Have we tired of the rule of law, and the equality of all people before that law? Does it take too much energy to respect one another and appropriately constituted authority? Are we weary of protecting religious pluralism, and of encouraging the unfettered search for truth in science and the humanities? Are we so shriveled inside our thin skins that we cannot tolerate diversity of personal expression and artistic experimentation? Does age-related ringing in our ears make it hard for us to sort out political tensions as they are reported to us by a free and responsible press?
The Republican right legislates and budgets as if we no longer have the resources to assure basic necessities of life for our poor, or health care for our sick, or opportunities for those who have long been excluded.
The party of the right downsizes our understanding of who we are when it denigrates the millions of us who are not of European heritage. If it cannot deport them, it can and will end programs and policies that might allow them to participate fully in our economic and social abundance. It is as if we tried that kind of idealistic thing when we were young, but now we are old, and we really don’t care any longer about anyone but us and our kind.
We shrink back from the rest of the world, and forego long-established treaties and alliances, often in favor of regimes the likes of which the United States has spent the last 80 years resisting. Relationships of mutual trust are bullied into transactional deals, reducing ourselves to one more player among many. It was hard work being the leader we once were; let someone else take the reins.
We abandon our history by insisting its telling be scrubbed of anything that does not make us look good—like a funeral elegy in which it is not polite to tell the whole truth.
When my wife and I downsized our possessions, we did not give up who we are at heart.

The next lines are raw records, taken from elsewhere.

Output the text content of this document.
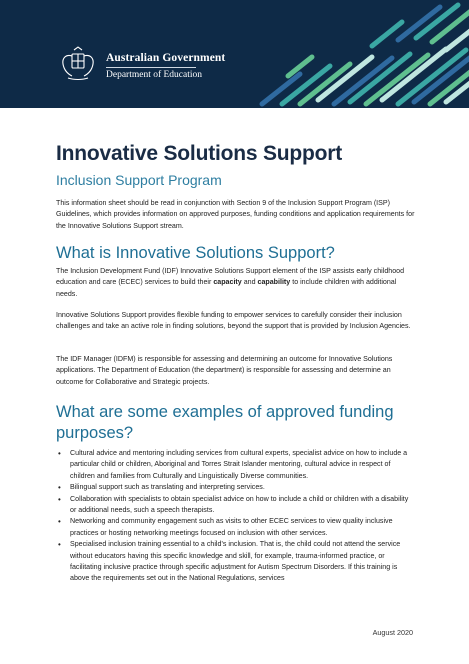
Australian Government
Department of Education
Innovative Solutions Support
Inclusion Support Program
This information sheet should be read in conjunction with Section 9 of the Inclusion Support Program (ISP) Guidelines, which provides information on approved purposes, funding conditions and application requirements for the Innovative Solutions Support stream.
What is Innovative Solutions Support?
The Inclusion Development Fund (IDF) Innovative Solutions Support element of the ISP assists early childhood education and care (ECEC) services to build their capacity and capability to include children with additional needs.
Innovative Solutions Support provides flexible funding to empower services to carefully consider their inclusion challenges and take an active role in finding solutions, beyond the support that is provided by Inclusion Agencies.
The IDF Manager (IDFM) is responsible for assessing and determining an outcome for Innovative Solutions applications. The Department of Education (the department) is responsible for assessing and determine an outcome for Collaborative and Strategic projects.
What are some examples of approved funding purposes?
• Cultural advice and mentoring including services from cultural experts, specialist advice on how to include a particular child or children, Aboriginal and Torres Strait Islander mentoring, cultural advice in respect of children and families from Culturally and Linguistically Diverse communities.
• Bilingual support such as translating and interpreting services.
• Collaboration with specialists to obtain specialist advice on how to include a child or children with a disability or additional needs, such a speech therapists.
• Networking and community engagement such as visits to other ECEC services to view quality inclusive practices or hosting networking meetings focused on inclusion with other services.
• Specialised inclusion training essential to a child’s inclusion. That is, the child could not attend the service without educators having this specific knowledge and skill, for example, trauma-informed practice, or facilitating inclusive practice through specific adjustment for Autism Spectrum Disorders. If this training is above the requirements set out in the National Regulations, services
August 2020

But that is what is happening to our country under this administration and its enablers. An impoverished hard-right leadership is trashing the very things that have made us a truly great nation, casting aside values and promises that can never be reclaimed or restored. Loud boasting about our greatness will never regain what we have given up.
Our republic does not have to end this way. We can challenge the agents of our downsizing by renewing our commitment to what made the world take notice of us in the first place—our love of liberty and justice for all. Each of us can choose at least one ideal, practice, or person to stand up for in public. We can send the naysayers on the right packing, and reclaim our heart.